The carbon nanotube is a carbon material with the feature of typical layered hollow structure, and the body of carbon nanotube is composed of a structural unit of hexagonal graphite carbon ring, which is a one-dimensional quantum material with special structure (nanometer scale in radial dimension, and micron dimension in axial dimension). Its tube wall is mainly composed of several layers to tens of layers of coaxial circular tubes, and there is a fixed distance of about 0.34 nm between layers; generally, its diameter is 2˜20 nm. Its conjugative effect is obvious since P electron on the carbon atom on the carbon nanotube forms a wide range of delocalized π bond; and it has excellent electrical properties for the structure of carbon nanotube is the same as the lamellar structure of graphite. The single-wall carbon nanotube material is regarded as a transparent electrode that can replace ITO especially by the research community and the industrial circle due to its high electronic mobility and low electrical resistivity. However, the strong van der waals force (˜500 eV/μm) and great slenderness ratio (>1000) between single-wall carbon nanotubes is usually easy to form a big tube bundle, which is hard to disperse, so its excellent performance and practical use are restricted greatly.
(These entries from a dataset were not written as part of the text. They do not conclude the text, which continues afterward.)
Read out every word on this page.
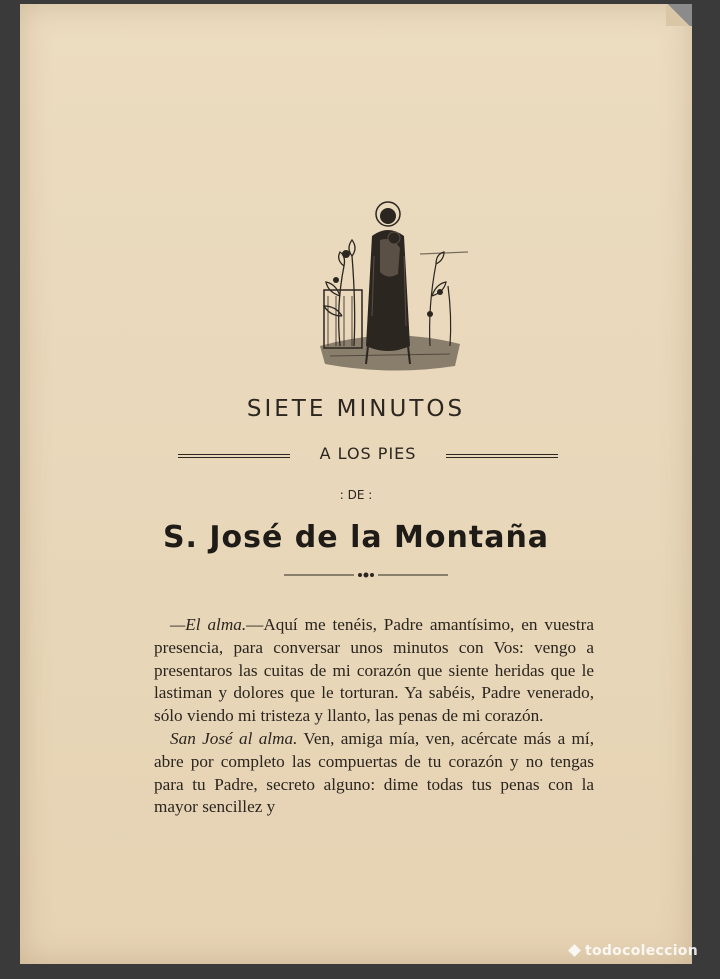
SIETE MINUTOS
A LOS PIES
: DE :
S. José de la Montaña

—El alma.—Aquí me tenéis, Padre amantísimo, en vuestra presencia, para conversar unos minutos con Vos: vengo a presentaros las cuitas de mi corazón que siente heridas que le lastiman y dolores que le torturan. Ya sabéis, Padre venerado, sólo viendo mi tristeza y llanto, las penas de mi corazón.

San José al alma. Ven, amiga mía, ven, acércate más a mí, abre por completo las compuertas de tu corazón y no tengas para tu Padre, secreto alguno: dime todas tus penas con la mayor sencillez y

todocoleccion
For carbon nanotubes grown by CVD, a staggered network structure is formed between tube bundles. Generally, many amorphous carbons and graphite debris may cover on the surface of tube bundles of the single-wall carbon nanotube, and the end of carbon nanotube is connected with catalyst, etc. Impurities in the network will influence the performance of carbon nanotube. So, the purification and dispersion methods of carbon nanotube play a very critical role in its application and development.
Main techniques of purifying and dispersing the carbon nanotube through wet chemical method include non-covalent functionalization, covalent functionalization and solvent stripping. The common character of these main techniques is that they all need the aid of a greater mechanical force. For example: use high frequency ultrasound, ball milling, etc. to promote the dispersion of carbon nanotube, then remove big tube bundles by high speed centrifugal separation. But large mechanical forces will damage carbon nanotubes inevitably, so separation of big tube bundles by high speed centrifugation will cause loss of carbon nanotubes (dispersion of carbon nanotubes only depending on mechanical forces may have a poor effect: most of carbon nanotubes aggregate together, and in the process of centrifugation, they may aggregate again; while if using high speed separation to remove big tube bundles, most of carbon nanotubes will be centrifuged). Additionally, while using the above described method, it is necessary to add surfactants such as sodium dodecyl benzene sulfonate, octyl phenol macrogol ester, polyvinyl pyrrolidone in water or alcohol or other common solvents to help disperse the single-wall carbon nanotube. The amount of the used surfactants is large, some reach above 10% in concentration, but the concentration of single-wall carbon nanotubes that can be dispersed is still low. The membrane conductivity and the heat transfer property of single-wall carbon nanotube are poor due to the influence of large amount of surfactants in the dispersion liquid. The use of non-covalent functionalization may introduce additives that help disperse carbon nanotubes such as surfactants or polymers etc. which are difficult to remove completely, thus reducing the electrical and thermodynamic properties of the carbon nanotube network itself; the use of covalent functionalization will damage the sp2 structure of functional site of carbon nanotube; and for solvent stripping, solvents reported currently have a high boiling point, high toxicity and low dispersion efficiency. Therefore, while maintaining the structural integrity of carbon nanotube and without adding any additive, effective dispersion of carbon nanotubes in common solvents is still an important issue in the research and application of single-wall carbon nanotube.
The conductivity of single-wall carbon nanotube is the highest among carbon nanotubes. But, the single-wall carbon nanotube is the most difficult one to be dispersed in various solvents. At present, water or alcohol with low boiling point (such as methanol, 2-propanol) is usually used as the dispersion solvent. However, such solvents are poor to wet and disperse single-wall carbon nanotubes. Comparing with such solvents, organic solvents such as tetrahydrofuran, dimethylformamide are slightly better in dispersion. But, the toxicity of tetrahydrofuran is high, and the boiling point of dimethylformamide is too high. The concentration of the dispersion liquid of carbon nanotube prepared by the method for dispersing single-wall carbon nanotubes by a single solvent is very low, so it is necessary to preprocess the single-wall carbon nanotubes before dispersion by conventional solvents, so as to improve its dispersing performance.